"We do," said Barnes, and started downstairs with him.

Half an hour later Barnes succeeded in striking a bargain with Putnam Jones. He got the two rooms at the end of the hall at half price, insisting that it was customary for every hotel to give actors a substantial reduction in rates.

"You shall be treasurer and business-manager in my reorganized company," said Rushcroft. "With your acumen and my eccentricity united in a common cause we will stagger the universe."

Despite his rehabilitation as a gentleman of means and independence, Mr. Rushcroft could not forego the pleasure of staggering a small section of the world that very night. He was giving Hamlet's address to the players in the tap-room when Barnes came downstairs at nine o'clock. Bacon and Dillingford having returned earlier in the evening with the trunks, bags and other portable chattels of the defunct "troupe," Mr. Rushcroft was performing in a sadly wrinkled Norfolk suit of grey which Dillingford was under solemn injunction to press before breakfast the next morning.

"I know I don't have to do it," said the star, catching the surprised look in Barnes's eye and pausing to explain, sotto voce, "but I hadn't the heart to refuse. They're eating it up, my dear fellow. Up to this instant they've been sitting with their mouths wide open while I hurled it, word after word, into their very vitals. "Whereupon he resumed the sonorous monologue, glowering balefully upon his transfixed hearers.

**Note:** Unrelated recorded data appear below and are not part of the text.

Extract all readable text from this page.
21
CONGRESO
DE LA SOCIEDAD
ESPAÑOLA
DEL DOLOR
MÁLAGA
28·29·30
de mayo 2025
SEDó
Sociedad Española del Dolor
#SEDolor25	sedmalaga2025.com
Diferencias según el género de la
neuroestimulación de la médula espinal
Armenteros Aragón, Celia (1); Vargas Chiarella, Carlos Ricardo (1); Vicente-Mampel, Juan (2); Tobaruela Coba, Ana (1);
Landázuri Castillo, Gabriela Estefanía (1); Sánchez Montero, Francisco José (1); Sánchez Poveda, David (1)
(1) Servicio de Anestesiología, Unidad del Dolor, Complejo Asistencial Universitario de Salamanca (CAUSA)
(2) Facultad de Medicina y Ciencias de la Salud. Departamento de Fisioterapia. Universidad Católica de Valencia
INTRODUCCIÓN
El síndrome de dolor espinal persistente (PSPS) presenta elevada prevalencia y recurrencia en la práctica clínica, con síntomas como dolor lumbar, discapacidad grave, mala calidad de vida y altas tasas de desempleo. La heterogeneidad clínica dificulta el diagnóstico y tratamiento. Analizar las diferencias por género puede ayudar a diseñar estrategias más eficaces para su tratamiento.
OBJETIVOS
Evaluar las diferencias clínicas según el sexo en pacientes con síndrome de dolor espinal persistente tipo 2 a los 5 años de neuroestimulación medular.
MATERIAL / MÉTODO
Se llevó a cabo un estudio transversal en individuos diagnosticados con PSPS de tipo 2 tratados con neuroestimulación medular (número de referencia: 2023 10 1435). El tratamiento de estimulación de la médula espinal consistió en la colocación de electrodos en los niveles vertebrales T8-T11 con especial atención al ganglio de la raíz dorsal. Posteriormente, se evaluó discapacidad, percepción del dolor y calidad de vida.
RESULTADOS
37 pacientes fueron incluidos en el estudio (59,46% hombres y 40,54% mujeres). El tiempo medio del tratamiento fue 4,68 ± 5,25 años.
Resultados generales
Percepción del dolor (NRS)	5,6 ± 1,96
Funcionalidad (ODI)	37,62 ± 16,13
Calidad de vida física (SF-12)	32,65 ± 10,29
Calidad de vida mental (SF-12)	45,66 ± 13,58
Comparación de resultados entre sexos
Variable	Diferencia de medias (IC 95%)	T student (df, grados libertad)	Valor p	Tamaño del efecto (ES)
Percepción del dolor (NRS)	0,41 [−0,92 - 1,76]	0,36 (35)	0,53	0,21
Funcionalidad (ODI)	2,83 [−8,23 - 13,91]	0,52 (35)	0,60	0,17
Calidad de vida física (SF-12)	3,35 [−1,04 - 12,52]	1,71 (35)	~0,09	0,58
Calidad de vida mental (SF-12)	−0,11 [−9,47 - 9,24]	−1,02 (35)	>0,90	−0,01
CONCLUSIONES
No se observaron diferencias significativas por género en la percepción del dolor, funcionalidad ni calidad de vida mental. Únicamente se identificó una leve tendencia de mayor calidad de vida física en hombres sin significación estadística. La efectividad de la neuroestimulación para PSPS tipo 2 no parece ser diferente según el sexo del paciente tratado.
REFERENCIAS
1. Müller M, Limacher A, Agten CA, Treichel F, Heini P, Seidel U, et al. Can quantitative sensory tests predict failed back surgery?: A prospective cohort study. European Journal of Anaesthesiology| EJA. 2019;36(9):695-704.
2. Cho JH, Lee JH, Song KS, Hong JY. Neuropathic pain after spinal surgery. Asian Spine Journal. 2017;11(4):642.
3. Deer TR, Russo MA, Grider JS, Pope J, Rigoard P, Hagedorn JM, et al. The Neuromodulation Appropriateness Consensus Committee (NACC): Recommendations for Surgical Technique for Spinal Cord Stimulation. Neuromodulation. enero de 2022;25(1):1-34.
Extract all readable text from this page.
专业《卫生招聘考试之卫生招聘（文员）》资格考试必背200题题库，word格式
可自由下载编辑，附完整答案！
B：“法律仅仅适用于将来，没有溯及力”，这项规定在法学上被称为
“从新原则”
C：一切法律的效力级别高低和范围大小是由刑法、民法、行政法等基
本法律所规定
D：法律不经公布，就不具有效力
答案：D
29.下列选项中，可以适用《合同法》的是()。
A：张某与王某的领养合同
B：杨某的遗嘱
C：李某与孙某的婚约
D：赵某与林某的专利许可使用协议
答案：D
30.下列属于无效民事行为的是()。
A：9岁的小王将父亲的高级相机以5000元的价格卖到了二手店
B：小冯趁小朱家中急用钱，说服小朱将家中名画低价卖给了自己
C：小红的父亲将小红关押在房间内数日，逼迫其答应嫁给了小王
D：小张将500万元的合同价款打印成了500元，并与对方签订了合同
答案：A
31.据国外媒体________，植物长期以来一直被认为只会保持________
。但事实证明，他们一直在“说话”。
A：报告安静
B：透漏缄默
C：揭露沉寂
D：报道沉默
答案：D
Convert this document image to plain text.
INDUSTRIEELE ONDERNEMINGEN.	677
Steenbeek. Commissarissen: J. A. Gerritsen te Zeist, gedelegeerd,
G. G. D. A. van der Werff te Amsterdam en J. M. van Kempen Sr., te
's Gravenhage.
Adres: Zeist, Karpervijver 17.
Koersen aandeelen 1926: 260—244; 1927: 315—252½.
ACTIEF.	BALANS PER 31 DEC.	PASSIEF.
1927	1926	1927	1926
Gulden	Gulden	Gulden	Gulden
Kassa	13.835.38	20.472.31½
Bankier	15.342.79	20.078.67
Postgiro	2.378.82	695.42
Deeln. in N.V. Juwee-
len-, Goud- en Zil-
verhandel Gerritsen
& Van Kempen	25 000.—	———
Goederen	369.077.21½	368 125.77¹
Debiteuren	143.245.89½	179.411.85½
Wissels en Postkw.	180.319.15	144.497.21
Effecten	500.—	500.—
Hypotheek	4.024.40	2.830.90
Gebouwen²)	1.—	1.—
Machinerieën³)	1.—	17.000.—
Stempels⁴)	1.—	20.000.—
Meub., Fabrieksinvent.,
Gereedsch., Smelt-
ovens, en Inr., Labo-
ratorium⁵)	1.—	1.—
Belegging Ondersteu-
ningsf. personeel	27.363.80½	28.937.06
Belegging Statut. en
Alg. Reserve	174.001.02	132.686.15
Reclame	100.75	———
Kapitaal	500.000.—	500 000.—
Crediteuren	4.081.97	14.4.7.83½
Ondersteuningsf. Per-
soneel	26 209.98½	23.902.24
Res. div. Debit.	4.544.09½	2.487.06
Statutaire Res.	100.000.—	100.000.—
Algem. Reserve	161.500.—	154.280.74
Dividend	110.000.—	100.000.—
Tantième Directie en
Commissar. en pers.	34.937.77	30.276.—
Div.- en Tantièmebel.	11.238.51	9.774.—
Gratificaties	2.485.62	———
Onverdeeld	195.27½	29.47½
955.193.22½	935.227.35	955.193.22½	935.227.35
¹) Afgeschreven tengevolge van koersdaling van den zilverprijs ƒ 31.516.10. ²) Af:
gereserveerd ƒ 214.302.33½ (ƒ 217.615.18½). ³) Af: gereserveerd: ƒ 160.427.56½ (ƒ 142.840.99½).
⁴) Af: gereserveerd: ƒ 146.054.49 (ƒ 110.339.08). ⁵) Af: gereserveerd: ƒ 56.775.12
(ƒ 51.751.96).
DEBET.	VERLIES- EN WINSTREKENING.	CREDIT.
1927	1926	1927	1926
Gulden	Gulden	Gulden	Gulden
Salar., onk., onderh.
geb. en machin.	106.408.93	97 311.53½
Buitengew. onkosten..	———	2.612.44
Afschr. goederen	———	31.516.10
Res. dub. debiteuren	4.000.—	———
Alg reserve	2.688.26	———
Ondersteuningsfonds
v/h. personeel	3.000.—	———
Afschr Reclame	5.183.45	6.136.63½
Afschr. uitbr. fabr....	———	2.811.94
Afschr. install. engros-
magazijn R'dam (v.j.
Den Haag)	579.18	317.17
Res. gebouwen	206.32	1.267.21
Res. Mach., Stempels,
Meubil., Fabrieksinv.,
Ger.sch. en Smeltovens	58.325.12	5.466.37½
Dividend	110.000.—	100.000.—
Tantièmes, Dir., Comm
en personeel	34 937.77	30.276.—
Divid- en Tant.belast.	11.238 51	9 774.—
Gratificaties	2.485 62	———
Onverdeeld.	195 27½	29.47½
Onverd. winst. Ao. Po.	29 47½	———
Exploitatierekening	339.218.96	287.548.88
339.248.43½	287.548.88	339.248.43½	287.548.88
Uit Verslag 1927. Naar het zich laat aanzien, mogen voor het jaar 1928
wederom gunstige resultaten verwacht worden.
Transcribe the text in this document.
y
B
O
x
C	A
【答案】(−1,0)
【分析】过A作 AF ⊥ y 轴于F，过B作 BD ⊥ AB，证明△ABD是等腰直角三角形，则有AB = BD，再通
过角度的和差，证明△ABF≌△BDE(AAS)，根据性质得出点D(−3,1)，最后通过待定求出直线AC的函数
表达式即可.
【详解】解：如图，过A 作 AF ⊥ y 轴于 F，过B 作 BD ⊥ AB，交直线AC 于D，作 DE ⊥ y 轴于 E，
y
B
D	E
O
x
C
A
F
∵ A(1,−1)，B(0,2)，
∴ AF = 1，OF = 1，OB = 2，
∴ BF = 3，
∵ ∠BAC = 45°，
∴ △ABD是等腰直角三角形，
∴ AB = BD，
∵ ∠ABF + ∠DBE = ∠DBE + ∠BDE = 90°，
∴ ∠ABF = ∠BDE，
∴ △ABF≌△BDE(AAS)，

Barnes, leaning against the door-jamb, listened with an amused smile on his lips. His gaze swept the rapt faces of the dozen or more customers seated at the tables, and he found himself wondering if one of these men was the father of the little girl whose mother had described Hart's Tavern as a "shindy." Was it only yesterday that he had spoken with the barefoot child? An age seemed to have passed since that brief encounter.

Rushcroft ended Hamlet's speech in fine style, and almost instantly a mild voice from the crowd asked if he knew "Casey at the Bat." Not in the least distressed by this woeful commentary, Mr. Rushcroft cheerfully, obligingly tackled the tragic fizzle of the immortal Casey.

A small, dark man who sat alone at a table in the corner, caught Barnes's eye and smiled almost mournfully. He was undoubtedly a stranger; his action was meant to convey to Barnes the information that he too was from a distant and sophisticated community, and that a bond of sympathy existed between them.

Putnam Jones spoke suddenly at Barnes's shoulder. He started involuntarily. The man was beginning to get on his nerves. He seemed to be dogging his footsteps with ceaseless persistency.